Miller: It turned into just simply a great sporting event. Forget it was a great Paralympic event.
Baird: It was a great sporting event.
Miller: It was a great sporting event. In addition, it was a great story. And it was something that we just felt compelled to cover and give it the largest broadest audience. And it did really quite well for us.
Robert, I thought it was interesting that you’d actually looked at Fox News Channel as an example even though they’re not sports—how they positioned themselves.
Gottlieb: When we were launching Fox Sports 1, obviously we looked at other challenger brands such as Samsung versus Apple, and the history of challenger brands—what have they done right, what have they done wrong. In the television space, Fox News was a challenger brand to CNN, and obviously were very successful, given time, at challenging that dominant brand. And I think the big take-away from that was … people love characters, people love personalities. There’s a strong argument to be made that in general entertainment or in sports, people tune in to see people they like, the characters and the people they want to spend time with—something that Fox News figured out early on. They had big personalities, O’Reilly or whatever. It’s not like, “Oh, I want to see a show about a guy talking about the news.” It’s, “I want to see Bill O’Reilly.” The same things that sell a fight, the same things that sell anything.
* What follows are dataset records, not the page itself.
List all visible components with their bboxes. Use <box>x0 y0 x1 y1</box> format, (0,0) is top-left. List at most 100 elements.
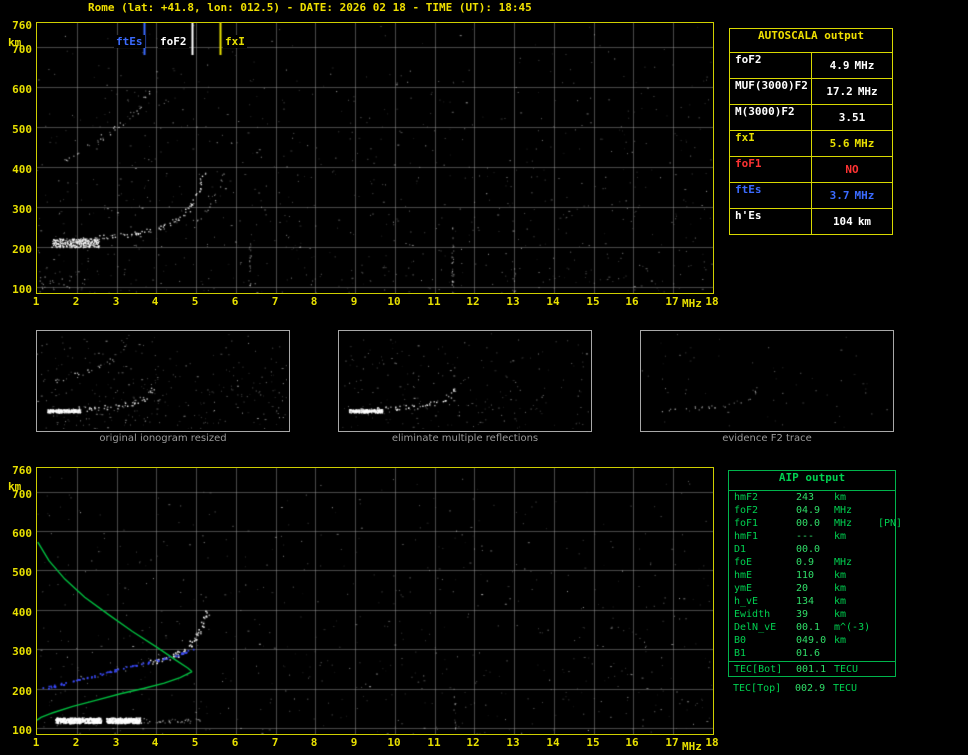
aip-output-table: AIP output hmF2 243 km foF2 04.9 MHz foF1 00.0 M… <box>728 470 903 677</box>
autoscala-row-label: M(3000)F2 <box>735 105 795 118</box>
thumbnail-f2-evidence <box>640 330 894 432</box>
autoscala-row-value: NO <box>811 157 892 182</box>
aip-lab: foF2 <box>734 505 759 516</box>
aip-extra <box>878 608 898 621</box>
aip-extra <box>878 504 898 517</box>
autoscala-row-value: 3.7 MHz <box>811 183 892 208</box>
x-tick-label: 4 <box>151 295 159 308</box>
aip-extra <box>878 582 898 595</box>
x-tick-label: 6 <box>231 736 239 749</box>
aip-tec-separator <box>729 661 895 662</box>
x-tick-label: 1 <box>32 295 40 308</box>
value-text: NO <box>845 163 859 176</box>
autoscala-row-label: fxI <box>735 131 755 144</box>
autoscala-row-value: 3.51 <box>811 105 892 130</box>
aip-row-fof1: foF1 00.0 MHz [PN] <box>729 517 903 530</box>
autoscala-row-value: 17.2 MHz <box>811 79 892 104</box>
aip-extra <box>878 621 898 634</box>
aip-extra: [PN] <box>878 518 903 529</box>
autoscala-screen: Rome (lat: +41.8, lon: 012.5) - DATE: 20… <box>0 0 968 755</box>
y-tick-label: 300 <box>12 203 32 216</box>
aip-extra <box>878 543 898 556</box>
y-tick-label: 500 <box>12 123 32 136</box>
aip-row-h-ve: h_vE 134 km <box>729 595 895 608</box>
autoscala-row-fof2: foF2 4.9 MHz <box>730 52 892 78</box>
x-tick-label: 5 <box>191 295 199 308</box>
aip-extra <box>878 491 898 504</box>
aip-val: 134 <box>796 596 815 607</box>
aip-val: 0.9 <box>796 557 815 568</box>
aip-val: 01.6 <box>796 648 821 659</box>
x-tick-label: 8 <box>310 295 318 308</box>
thumbnail-original-canvas <box>37 331 287 429</box>
y-tick-label: 400 <box>12 163 32 176</box>
y-tick-label: 600 <box>12 527 32 540</box>
unit-text: MHz <box>857 85 878 98</box>
x-tick-label: 17 <box>665 736 679 749</box>
x-tick-label: 1 <box>32 736 40 749</box>
aip-unit <box>834 647 878 660</box>
aip-unit: km <box>834 531 847 542</box>
aip-lab: B0 <box>734 635 747 646</box>
aip-row-hmf2: hmF2 243 km <box>729 491 895 504</box>
aip-val: 110 <box>796 570 815 581</box>
aip-tec-bot-row: TEC[Bot] 001.1 TECU <box>729 663 895 676</box>
aip-lab: ymE <box>734 583 753 594</box>
y-tick-label: 700 <box>12 43 32 56</box>
aip-val: 39 <box>796 609 809 620</box>
thumbnail-caption-original: original ionogram resized <box>99 433 227 444</box>
x-tick-label: 5 <box>191 736 199 749</box>
x-tick-label: 8 <box>310 736 318 749</box>
y-tick-label: 300 <box>12 645 32 658</box>
fxi-marker-label: fxI <box>223 35 247 48</box>
aip-lab: foF1 <box>734 518 759 529</box>
autoscala-row-value: 4.9 MHz <box>811 53 892 78</box>
aip-val: 001.1 <box>796 664 827 675</box>
aip-unit: MHz <box>834 518 853 529</box>
aip-lab: TEC[Bot] <box>734 664 783 675</box>
aip-unit: km <box>834 609 847 620</box>
aip-row-d1: D1 00.0 <box>729 543 895 556</box>
x-tick-label: 10 <box>387 736 401 749</box>
autoscala-row-ftes: ftEs 3.7 MHz <box>730 182 892 208</box>
aip-lab: D1 <box>734 544 747 555</box>
unit-text: MHz <box>854 59 875 72</box>
autoscala-table-rows: foF2 4.9 MHz MUF(3000)F2 17.2 MHz M(3000)F2 3.5… <box>730 52 892 234</box>
aip-unit: MHz <box>834 557 853 568</box>
station-title: Rome (lat: +41.8, lon: 012.5) - DATE: 20… <box>88 1 532 14</box>
value-text: 4.9 <box>829 59 850 72</box>
aip-row-yme: ymE 20 km <box>729 582 895 595</box>
ionogram-top-plot <box>36 22 714 294</box>
aip-val: 002.9 <box>795 683 826 694</box>
ftes-marker-label: ftEs <box>114 35 145 48</box>
x-tick-label: 16 <box>625 736 639 749</box>
aip-unit: MHz <box>834 505 853 516</box>
x-tick-label: 11 <box>427 736 441 749</box>
aip-extra <box>878 663 898 676</box>
aip-unit: km <box>834 635 847 646</box>
autoscala-row-label: h'Es <box>735 209 762 222</box>
autoscala-row-h-es: h'Es 104 km <box>730 208 892 234</box>
y-tick-label: 200 <box>12 243 32 256</box>
x-tick-label: 4 <box>151 736 159 749</box>
aip-table-title: AIP output <box>729 471 895 491</box>
aip-tec-top-row: TEC[Top] 002.9 TECU <box>728 682 894 695</box>
autoscala-row-label: foF1 <box>735 157 762 170</box>
y-tick-label: 600 <box>12 83 32 96</box>
aip-unit: TECU <box>834 664 859 675</box>
aip-lab: DelN_vE <box>734 622 777 633</box>
aip-lab: hmE <box>734 570 753 581</box>
autoscala-row-label: ftEs <box>735 183 762 196</box>
x-tick-label: 14 <box>546 295 560 308</box>
ionogram-bottom-canvas <box>37 468 713 734</box>
x-tick-label: 17 <box>665 295 679 308</box>
x-tick-label: 9 <box>350 736 358 749</box>
value-text: 17.2 <box>826 85 853 98</box>
aip-row-b0: B0 049.0 km <box>729 634 895 647</box>
aip-extra <box>878 595 898 608</box>
x-tick-label: 14 <box>546 736 560 749</box>
autoscala-table-title: AUTOSCALA output <box>758 29 864 42</box>
y-tick-label: 700 <box>12 488 32 501</box>
x-tick-label: 15 <box>586 295 600 308</box>
aip-unit: km <box>834 492 847 503</box>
Is there a technology or innovation out there that you’re sort of intrigued by that you haven’t used yet? And how do you stay on that edge?
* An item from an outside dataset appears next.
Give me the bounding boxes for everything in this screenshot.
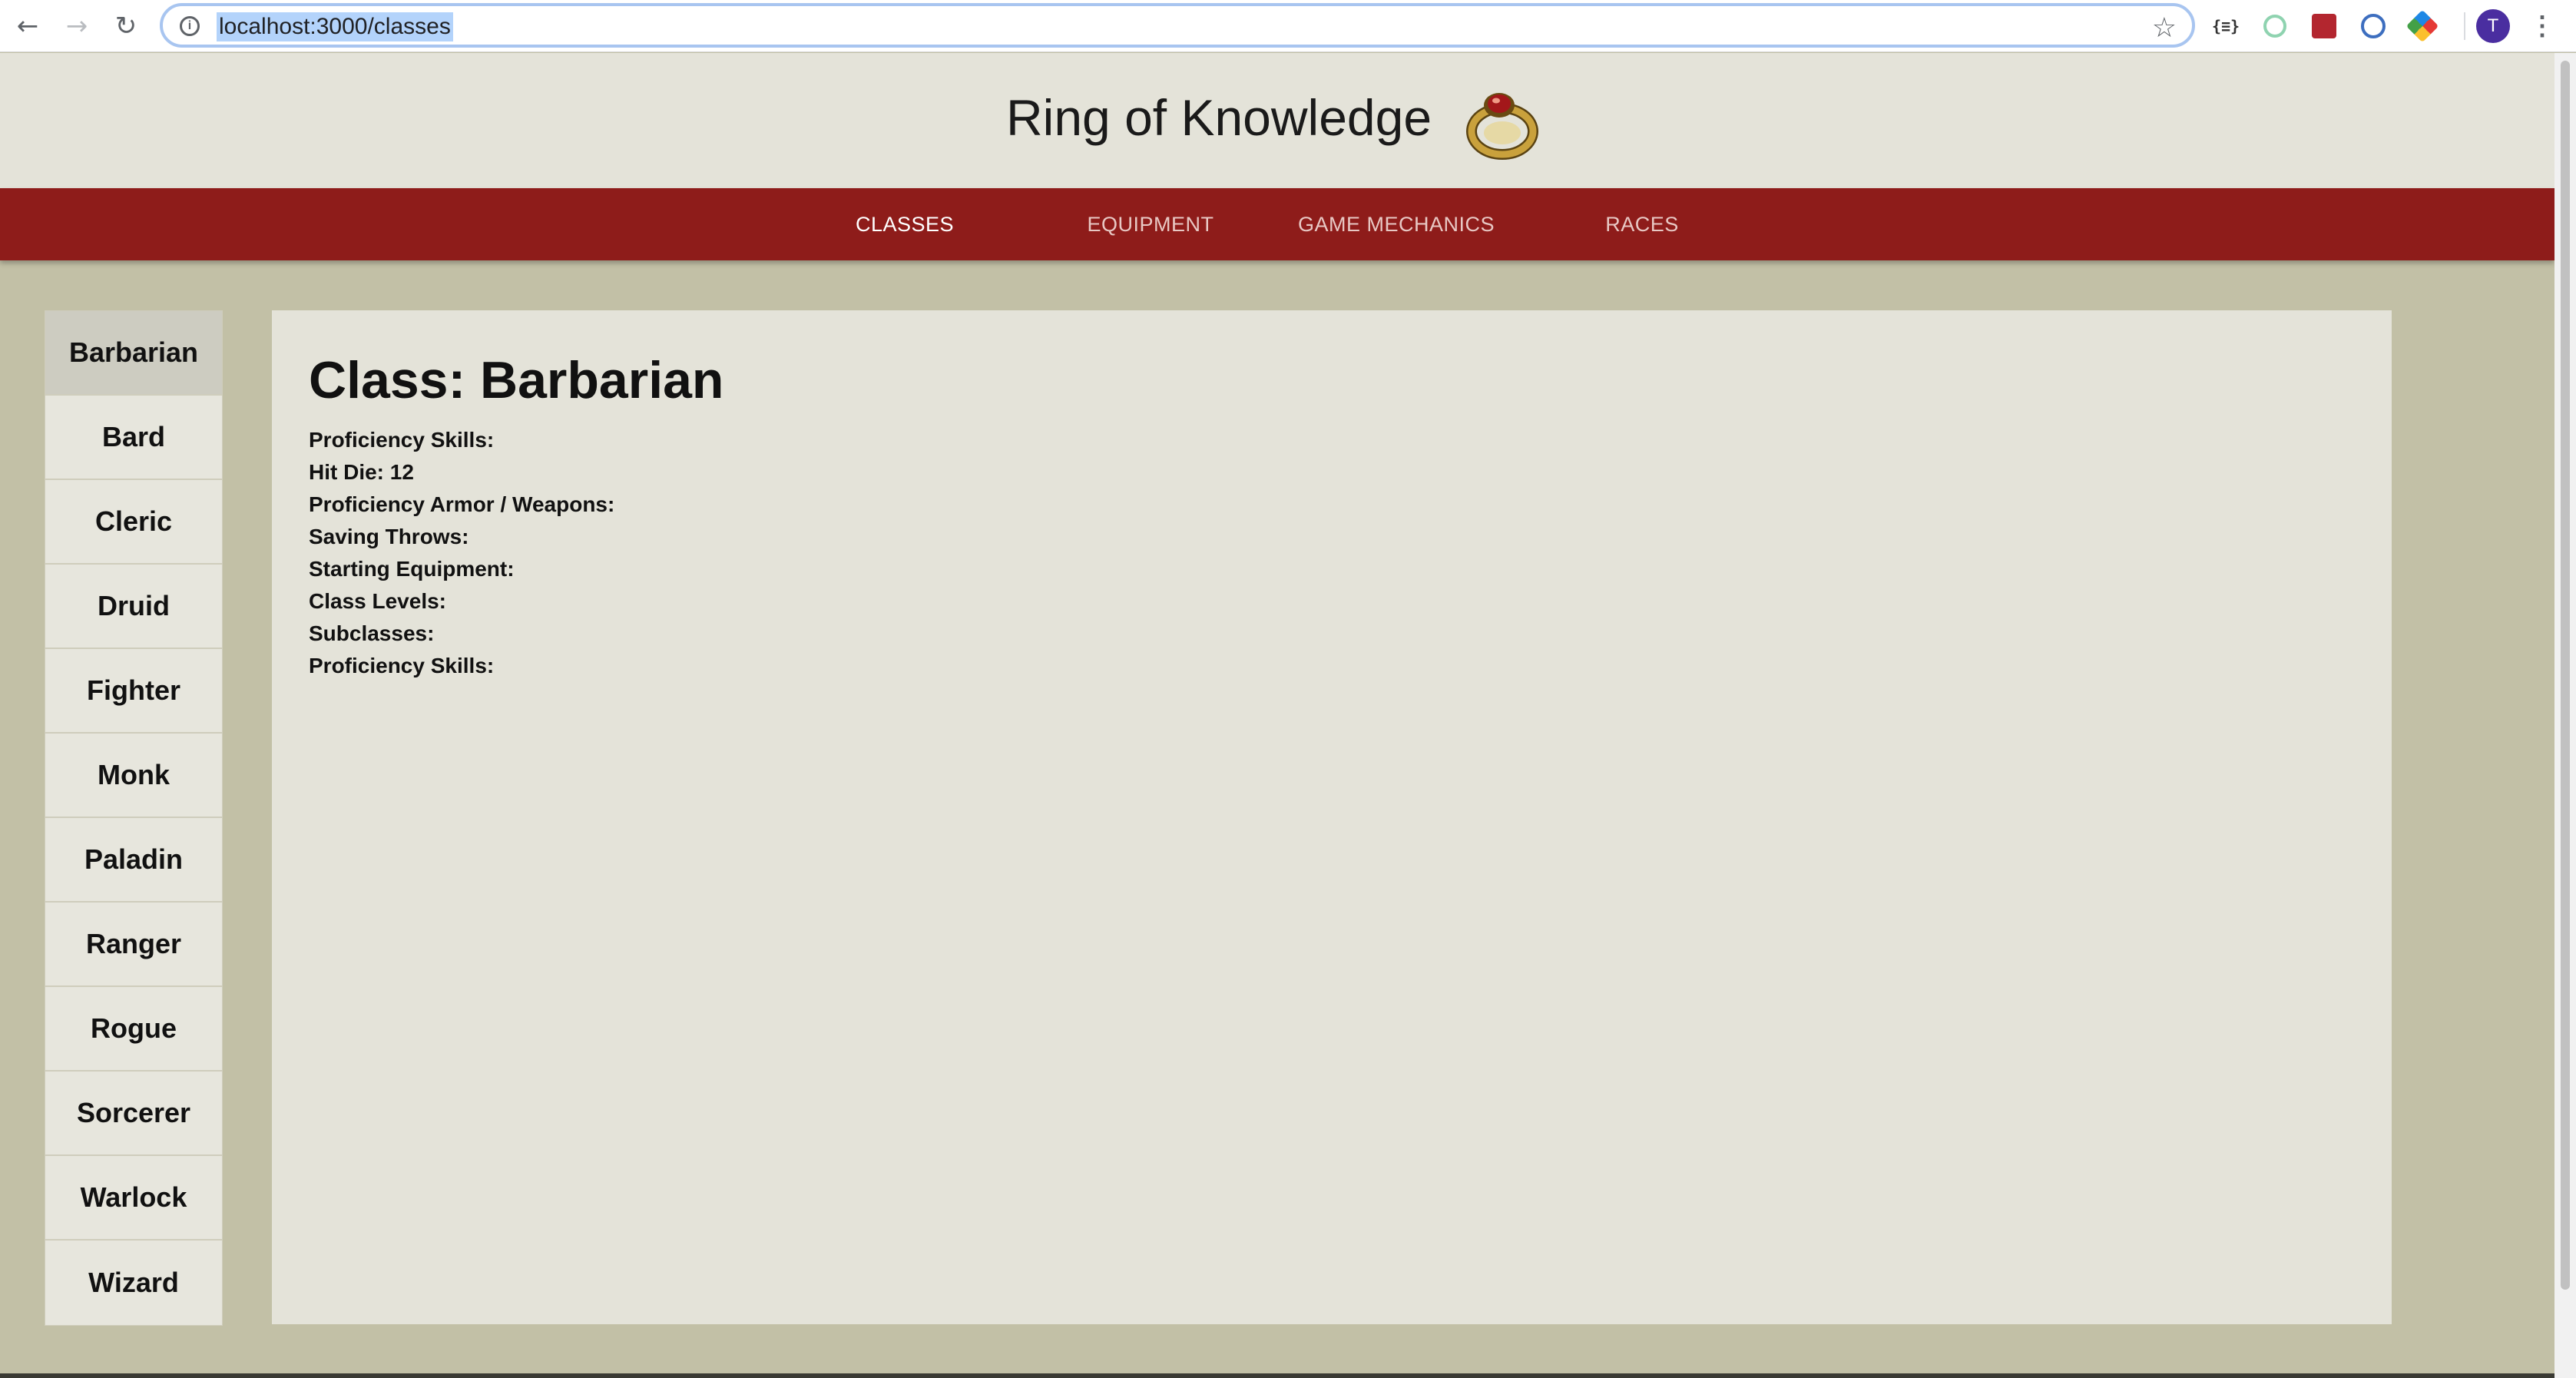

White: As soon as something new comes out—it might be social media, it might be an over-the-top way to get the product to more people, it might be something new in production that we want to look at and try. We tried 3-D; we’re looking at 4K. Earlier, when we were struggling, one of the big mistakes we made—and we really learned a lesson from it—was we didn’t jump on HD quick enough. It was crazy expensive and we were treading water and trying to make this thing work. But that was a big lesson for us. We’ll never let that happen again. Anything new that comes out, we are all over it. The whole 4K thing, we started working on that probably six months ago.
Baird: To me, the next big thing that will make us better is how we use smart data. Not big data, because big is not necessarily better. But smart data from all these devices. How can we tap into that smart data to really make better decisions.
Miller: We have the ability now, through technology, to know who watches us, and we can have a one-on-one connection with them even though we don’t necessarily know their names. Ultimately, with all the technology that we can come up with [and] how we present it—whether it’s super slow-mo or it’s super close—it is ultimately the human drama that takes place in front of the screen which captivates the American public.